O recrutamento era feito por meio de carros de som e mensagens em grupos de WhatsApp, com falsas promessas de altos ganhos com horas extras.
A alimentação era insuficiente e imprópria para o consumo, com relatos de comida com larvas e moscas. Após o incêndio, alguns trabalhadores foram transferidos para casas ou ginásios, mas continuaram em situação degradante, sem camas, roupas de cama ou local seguro para seus pertences — muitos dos quais foram perdidos no fogo, outros foram transferidos para hotéis da região, a cerca de 30 quilômetros do local da obra.
Trabalhadores teriam colocado fogo como forma de protesto contra a situação do seu trabalho (Foto: Ministério do Trabalho e Emprego (MTE) / Ministério Público do Trabalho)

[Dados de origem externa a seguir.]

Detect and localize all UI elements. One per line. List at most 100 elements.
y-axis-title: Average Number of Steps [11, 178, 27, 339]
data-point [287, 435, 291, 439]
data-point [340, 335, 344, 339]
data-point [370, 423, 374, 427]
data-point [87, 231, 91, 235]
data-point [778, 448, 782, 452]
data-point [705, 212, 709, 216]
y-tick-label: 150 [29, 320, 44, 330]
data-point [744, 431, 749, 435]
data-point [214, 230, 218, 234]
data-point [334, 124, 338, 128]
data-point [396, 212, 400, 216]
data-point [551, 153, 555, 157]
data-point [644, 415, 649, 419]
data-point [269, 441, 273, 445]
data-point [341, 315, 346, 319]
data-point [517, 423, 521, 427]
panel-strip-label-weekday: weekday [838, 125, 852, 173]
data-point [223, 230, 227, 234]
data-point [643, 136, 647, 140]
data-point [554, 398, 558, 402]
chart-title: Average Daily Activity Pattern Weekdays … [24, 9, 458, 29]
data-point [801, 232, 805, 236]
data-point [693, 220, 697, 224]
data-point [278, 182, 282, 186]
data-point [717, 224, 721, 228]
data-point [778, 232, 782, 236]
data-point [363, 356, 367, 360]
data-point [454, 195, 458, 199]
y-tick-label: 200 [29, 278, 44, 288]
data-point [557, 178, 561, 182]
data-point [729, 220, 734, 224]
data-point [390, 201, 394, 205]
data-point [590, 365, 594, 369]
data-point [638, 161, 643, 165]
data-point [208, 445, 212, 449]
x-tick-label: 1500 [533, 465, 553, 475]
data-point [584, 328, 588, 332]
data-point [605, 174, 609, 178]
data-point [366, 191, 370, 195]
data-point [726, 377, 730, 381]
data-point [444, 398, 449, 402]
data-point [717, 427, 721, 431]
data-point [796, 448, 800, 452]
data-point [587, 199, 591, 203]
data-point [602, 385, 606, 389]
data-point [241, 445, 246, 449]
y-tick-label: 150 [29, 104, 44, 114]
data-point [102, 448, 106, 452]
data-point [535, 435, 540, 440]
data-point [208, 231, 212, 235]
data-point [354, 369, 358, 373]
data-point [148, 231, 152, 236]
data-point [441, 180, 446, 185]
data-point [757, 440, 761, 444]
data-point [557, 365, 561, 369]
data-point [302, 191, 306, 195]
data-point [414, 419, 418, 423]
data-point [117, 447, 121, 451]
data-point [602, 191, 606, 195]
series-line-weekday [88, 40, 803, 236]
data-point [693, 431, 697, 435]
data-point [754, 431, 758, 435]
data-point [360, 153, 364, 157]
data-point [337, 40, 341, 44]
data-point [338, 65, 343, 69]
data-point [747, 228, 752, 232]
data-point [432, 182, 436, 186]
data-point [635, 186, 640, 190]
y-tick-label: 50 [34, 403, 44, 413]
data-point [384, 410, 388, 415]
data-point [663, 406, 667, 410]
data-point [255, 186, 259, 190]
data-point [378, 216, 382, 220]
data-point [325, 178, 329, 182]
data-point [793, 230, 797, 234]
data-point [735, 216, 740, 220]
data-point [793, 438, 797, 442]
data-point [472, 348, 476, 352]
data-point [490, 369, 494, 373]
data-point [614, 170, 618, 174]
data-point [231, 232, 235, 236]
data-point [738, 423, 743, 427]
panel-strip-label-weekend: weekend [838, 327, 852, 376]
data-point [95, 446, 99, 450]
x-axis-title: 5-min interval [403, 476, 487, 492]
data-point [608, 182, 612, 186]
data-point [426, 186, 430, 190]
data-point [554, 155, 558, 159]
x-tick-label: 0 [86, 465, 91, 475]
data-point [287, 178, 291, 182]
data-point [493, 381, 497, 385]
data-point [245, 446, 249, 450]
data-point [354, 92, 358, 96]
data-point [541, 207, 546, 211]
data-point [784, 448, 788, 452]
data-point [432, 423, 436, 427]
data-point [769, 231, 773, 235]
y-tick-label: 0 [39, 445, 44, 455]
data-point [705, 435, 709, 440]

Pagamento para os trabalhadores
A empresa agora negocia um Termo de Ajustamento de Conduta (TAC), que prevê o pagamento de:
- Pagamento das rescisões;
- Indenizações por dano moral individual e coletivo;
- Indenizações pelos gastos com o deslocamento para o Mato Grosso;
- Pagamento das despesas de retorno e alimentação as cidades de origem dos trabalhadores resgatados;
- Pagamento de R$ 1.000,00 a cada trabalhador como compensação pelos bens pessoais perdidos no incêndio.
Os trabalhadores também terão acesso ao seguro-desemprego especial para vítimas de trabalho escravo. A TAO Construtora mantém outras três obras em andamento no estado, com cerca de 1.200 empregados no total. A força-tarefa continua investigando o caso.